Data Protection policy

How and why we collect personal data from you, and how we keep it safe

As you are taking part in one of A New Direction's programme, we think it is important for you to know that we collect some personal data from you and how we keep it safe.

This is standard practice – we collect information about everybody that we work with – and it is governed by the UK General Data Protection Regulation (UK GDPR). UK GDPR ensures that the way we process, handle and protect your data is lawful, and strictly controlled.

We take this very seriously at A New Direction and any breach of the UK GDPR is considered as a breach of our disciplinary policy and could also be considered a criminal offence, potentially resulting in prosecution. 
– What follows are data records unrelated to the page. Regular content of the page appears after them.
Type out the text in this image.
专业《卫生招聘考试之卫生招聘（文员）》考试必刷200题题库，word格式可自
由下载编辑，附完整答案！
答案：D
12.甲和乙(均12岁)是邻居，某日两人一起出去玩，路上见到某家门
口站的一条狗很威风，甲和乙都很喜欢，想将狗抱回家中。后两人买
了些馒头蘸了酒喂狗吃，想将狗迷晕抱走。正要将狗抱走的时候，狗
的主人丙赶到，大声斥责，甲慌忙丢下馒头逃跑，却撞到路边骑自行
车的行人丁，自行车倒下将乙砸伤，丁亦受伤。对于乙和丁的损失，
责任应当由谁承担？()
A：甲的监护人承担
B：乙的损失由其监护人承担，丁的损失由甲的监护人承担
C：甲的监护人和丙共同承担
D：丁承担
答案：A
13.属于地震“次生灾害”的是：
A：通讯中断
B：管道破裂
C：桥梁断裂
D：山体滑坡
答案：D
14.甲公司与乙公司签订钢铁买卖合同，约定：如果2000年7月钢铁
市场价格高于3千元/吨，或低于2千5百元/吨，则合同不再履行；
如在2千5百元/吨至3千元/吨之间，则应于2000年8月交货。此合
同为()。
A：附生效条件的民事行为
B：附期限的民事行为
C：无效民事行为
You can view A New Direction's full Data Protection Policy here, and on this page, we will summarise the key points about how we keep your data safe.

Personal data is information that can be used to identify you. If it is possible to identify you directly from the information being processed, then that information may be personal data.

The data that we can collect from you depends on the type of activity you are involved with, and may include your:

  • name;
  • contact details, including addresses, telephone numbers and email addresses;
  • health information;
  • employment data; and
  • any other information relating to you.

Some of the data we may collect from is categorised as ‘special’ – this means it is more sensitive and needs greater protection. This could include information about your national insurance number, ethnicity, sexuality or religion.

Alongside data we collect from you directly, we also collect some information automatically when you visit our website, such as your IP address, the pages you had previously visited or when you use our services, including usage, log and cookies information or similar technologies.

Our Privacy Policy sets out how we use your data.

More information can be found on the Information Commissioner’s Office Website:

ICO guide to data protection – what is personal data?

A New Direction is responsible for ensuring that your information is:

  • secure
  • accurate and up to date
  • only kept for legitimate reasons
  • only kept for as long as is necessary
  • used for legitimate purposes, and
  • not passed on to third parties without your consent.
  • and that everyone managing and handling your data understands that they are responsible for adhering to good data protection practice.

We also have a Data Protection Officer (DPO), an independent expert who reports to our highest management level. They are responsible for ensuring that A New DDirection complies with UK GDPR, including Subject Access Requests (see below), and they ensure that all your information is accurate and up to date.

Our DPO is Meagan Mirza,


We obtain your consent using standard consent documents. Where special category data is concerned, explicit written consent is required.

Your consent can be withdrawn at any time.

Subject access requests

As your personal data is held by A New Direction, you are entitled to:

  • Ask what information we hold about you and why;
  • Ask how to gain access to it;
  • Be informed on how to keep it up to date; and
  • Be informed on how A New Direction is meeting its data protection obligations.

If you ask us for this information, this is called a subject access request, and we will follow the procedure outlined in our Subject Access Request Policy.

We will always verify the identity of anyone making a subject access request before handing over any information.

Disclosing data for other reasons

In certain circumstances, A New Direction is allowed to disclose data to law enforcement agencies without your consent, upon their request.

However, we will ensure the request is legitimate, seeking assistance from the board and from the company’s legal advisers where necessary.

Personal data breach

A personal data breach means a breach of security leading to the accidental or unlawful destruction, loss, alteration, unauthorised disclosure of, or access to, your data. If this happens, A New Direction staff report it to their manager and/or the Data Protection officer, who will then follow the procedure outlined in our Data Breach Policy.


If you have a complaint about how your data is used you should be directed to the DPO following the complaints procedure, using a complaint form supplied by A New Direction.

You can also complain directly to the Information Commissioners Office. Details of how to make a complaint is provided within our Privacy Policy.